The house was the home of  Wilmer McLean and his family. They, ironically, moved here from their farm where the Civil War's first major battle took place:  Bull Run (or Manassas).

The war started with them and ended with them!
This is a post-war photo of the McLean family and their house that would become so famous (and vandalized by Union troops after the surrender).

The family would move back to Northern Virginia in 1867 and then would lose possession of what became known as the "surrender house" after Wilmer McLean defaulted on loan payments.
The National Park Service operates the historic Appomattox surrender site.  Admission is free and guides are very friendly and well informed about the history here.

Visitors can go inside and see both the first and second floors.
This panorama I took with my iPhone could be considered, I guess, the "money shot" for this is the room where the two generals met. Lee sat at the table on the left and Grant at the one on the right.  Assorted generals and other officers filled the modest sized room.

The museum near the McLean House is excellent. Among its displays are several paintings of the surrender showing men who in truth were there and some who were not.
A restored depiction of a McLean House bedroom.
The McLean family was prosperous in this tiny farming community, as reflected in this restored dining room.
Grant and Lee confer in this image located in the Appomattox Court House museum.
There are several other buildings to explore along with the McLean House. This is a slave home.
Outside, this is the grave site of a young man from Appomattox who died early in the war in Fairfax Court House, Va.
A small Confederate cemetery near the McLean House.
Four bloody years of war finally came to an end on April 9, 1865- at least for the two main forces battling in Virginia.

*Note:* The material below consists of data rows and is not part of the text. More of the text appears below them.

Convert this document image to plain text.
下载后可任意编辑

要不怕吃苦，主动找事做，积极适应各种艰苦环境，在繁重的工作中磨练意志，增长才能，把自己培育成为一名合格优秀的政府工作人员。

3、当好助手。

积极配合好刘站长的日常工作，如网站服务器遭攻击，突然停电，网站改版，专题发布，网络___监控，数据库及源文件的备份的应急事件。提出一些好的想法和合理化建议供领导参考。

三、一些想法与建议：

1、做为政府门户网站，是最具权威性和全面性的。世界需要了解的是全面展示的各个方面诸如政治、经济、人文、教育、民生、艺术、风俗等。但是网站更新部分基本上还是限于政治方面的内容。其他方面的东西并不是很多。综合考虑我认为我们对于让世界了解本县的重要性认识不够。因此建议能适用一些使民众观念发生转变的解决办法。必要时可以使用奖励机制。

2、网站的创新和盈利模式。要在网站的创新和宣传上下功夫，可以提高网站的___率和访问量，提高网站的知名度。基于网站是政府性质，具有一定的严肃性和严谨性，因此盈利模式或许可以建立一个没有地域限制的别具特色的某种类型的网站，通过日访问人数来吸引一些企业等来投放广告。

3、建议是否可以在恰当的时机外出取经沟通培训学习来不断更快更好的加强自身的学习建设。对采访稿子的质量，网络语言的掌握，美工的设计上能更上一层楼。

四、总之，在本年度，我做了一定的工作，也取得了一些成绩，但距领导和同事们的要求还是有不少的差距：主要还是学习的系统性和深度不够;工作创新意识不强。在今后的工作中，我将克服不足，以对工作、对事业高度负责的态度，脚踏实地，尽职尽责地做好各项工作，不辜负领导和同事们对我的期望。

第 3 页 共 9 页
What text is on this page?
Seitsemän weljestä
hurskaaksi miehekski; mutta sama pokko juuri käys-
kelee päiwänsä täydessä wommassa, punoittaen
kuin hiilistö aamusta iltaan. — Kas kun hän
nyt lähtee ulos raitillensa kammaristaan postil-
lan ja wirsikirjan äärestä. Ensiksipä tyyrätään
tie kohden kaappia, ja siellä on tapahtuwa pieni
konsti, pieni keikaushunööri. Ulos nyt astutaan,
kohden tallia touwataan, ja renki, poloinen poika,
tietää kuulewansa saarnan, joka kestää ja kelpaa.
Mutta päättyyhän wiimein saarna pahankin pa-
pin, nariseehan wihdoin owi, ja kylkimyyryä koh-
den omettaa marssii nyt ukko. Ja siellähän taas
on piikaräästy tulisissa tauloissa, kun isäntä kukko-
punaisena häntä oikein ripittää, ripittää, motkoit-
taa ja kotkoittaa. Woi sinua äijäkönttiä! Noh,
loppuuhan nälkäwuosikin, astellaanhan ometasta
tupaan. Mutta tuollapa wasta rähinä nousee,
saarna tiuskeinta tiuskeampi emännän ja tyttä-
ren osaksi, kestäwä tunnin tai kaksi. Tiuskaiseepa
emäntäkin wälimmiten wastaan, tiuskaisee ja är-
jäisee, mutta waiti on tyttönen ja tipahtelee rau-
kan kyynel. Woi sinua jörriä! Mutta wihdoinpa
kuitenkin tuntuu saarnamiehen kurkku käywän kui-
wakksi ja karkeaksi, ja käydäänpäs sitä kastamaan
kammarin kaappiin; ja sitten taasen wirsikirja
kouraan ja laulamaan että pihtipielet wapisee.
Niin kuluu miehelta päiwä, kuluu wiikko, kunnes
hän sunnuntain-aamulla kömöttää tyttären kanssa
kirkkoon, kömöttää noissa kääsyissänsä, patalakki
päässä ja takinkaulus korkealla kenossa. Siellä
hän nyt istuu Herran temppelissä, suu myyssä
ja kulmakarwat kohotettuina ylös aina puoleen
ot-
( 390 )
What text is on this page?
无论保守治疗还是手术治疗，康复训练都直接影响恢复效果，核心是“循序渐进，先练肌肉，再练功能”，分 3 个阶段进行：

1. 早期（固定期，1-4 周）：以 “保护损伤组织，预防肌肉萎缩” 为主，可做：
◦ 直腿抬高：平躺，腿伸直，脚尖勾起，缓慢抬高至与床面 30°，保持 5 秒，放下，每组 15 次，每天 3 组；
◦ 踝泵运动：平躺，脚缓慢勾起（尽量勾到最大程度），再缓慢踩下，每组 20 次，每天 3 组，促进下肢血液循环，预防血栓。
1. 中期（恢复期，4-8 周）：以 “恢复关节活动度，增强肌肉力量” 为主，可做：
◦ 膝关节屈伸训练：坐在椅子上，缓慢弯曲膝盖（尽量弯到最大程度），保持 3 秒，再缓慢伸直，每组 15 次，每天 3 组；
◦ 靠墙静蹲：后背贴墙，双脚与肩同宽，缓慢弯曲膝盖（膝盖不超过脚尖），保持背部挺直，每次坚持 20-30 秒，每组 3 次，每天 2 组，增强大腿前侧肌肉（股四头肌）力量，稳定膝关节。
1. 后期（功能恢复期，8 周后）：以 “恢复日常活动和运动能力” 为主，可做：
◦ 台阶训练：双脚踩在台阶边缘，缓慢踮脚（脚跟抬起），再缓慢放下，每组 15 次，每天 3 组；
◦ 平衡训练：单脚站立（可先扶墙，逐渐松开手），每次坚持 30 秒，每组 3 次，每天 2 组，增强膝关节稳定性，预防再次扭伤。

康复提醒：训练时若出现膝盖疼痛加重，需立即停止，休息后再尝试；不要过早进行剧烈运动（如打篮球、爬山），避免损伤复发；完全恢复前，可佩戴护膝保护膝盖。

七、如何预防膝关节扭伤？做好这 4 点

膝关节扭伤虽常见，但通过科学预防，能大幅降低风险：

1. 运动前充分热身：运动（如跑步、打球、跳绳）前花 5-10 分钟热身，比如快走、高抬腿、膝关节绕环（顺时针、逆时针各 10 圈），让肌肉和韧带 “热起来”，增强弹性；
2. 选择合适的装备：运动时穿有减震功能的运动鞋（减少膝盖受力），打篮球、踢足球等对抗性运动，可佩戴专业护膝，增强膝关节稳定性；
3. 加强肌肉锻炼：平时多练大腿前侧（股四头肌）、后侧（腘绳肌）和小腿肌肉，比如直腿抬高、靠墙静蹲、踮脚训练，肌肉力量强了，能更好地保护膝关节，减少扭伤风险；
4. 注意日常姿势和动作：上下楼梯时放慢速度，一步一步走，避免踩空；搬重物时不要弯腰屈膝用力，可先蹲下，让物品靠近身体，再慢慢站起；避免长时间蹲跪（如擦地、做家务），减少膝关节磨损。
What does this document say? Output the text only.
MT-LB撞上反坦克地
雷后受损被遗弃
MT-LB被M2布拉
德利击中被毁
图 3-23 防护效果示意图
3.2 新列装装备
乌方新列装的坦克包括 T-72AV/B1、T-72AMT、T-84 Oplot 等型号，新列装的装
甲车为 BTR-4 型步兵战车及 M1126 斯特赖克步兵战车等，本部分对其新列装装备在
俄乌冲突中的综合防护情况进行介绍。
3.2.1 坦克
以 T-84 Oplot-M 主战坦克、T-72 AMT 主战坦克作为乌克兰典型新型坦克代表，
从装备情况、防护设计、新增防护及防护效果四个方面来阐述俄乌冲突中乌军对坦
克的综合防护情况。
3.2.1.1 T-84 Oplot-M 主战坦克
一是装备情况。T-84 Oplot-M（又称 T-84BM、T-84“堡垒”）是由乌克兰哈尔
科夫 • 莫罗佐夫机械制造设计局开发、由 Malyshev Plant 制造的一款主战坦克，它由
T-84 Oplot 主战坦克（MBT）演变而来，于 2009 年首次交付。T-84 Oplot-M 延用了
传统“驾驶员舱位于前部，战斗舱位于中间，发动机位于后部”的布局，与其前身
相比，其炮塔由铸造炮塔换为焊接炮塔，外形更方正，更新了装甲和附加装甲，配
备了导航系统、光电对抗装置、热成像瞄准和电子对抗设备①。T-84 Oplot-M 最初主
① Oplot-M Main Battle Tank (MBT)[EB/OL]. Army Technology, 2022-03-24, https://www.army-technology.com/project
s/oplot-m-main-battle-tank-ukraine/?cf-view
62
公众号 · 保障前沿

Confederate armies elsewhere in the South
would surrender in the days and weeks ahead.
The guns finally were silent.
We found another South Carolina connection in this display.

The young Confederate officer shown on the right, Major John Cheves Haskell, 23, of Columbia, was placed in charge of surrendering the Army of Northern Virginia's artillery.
Haskell, who was one armed, had six brothers who also served in the Confederate army, two of whom died in the war.

Haskell, as stated in the display, had kind words for how he and his men were treated by his Union counterpart during the surrender proceedings. This display did not say how he lost his arm.
After completing our visit to the Appomattox Court House complex, we drove a few miles to the town of Appomattox.
Appomattox is a small, clean, bustling town.
Alesia and I would enjoy a very good quiche lunch at Baine's Books and Coffee on Main Street. Then it was time to begin our long drive back to Charleston, which would take 8-9 hours.

It was an interesting drive back, through parts of Virginia, North and South Carolina we had not seen before.
We accomplished our "Lee's Retreat" tour.
It will be a cherished memory forever!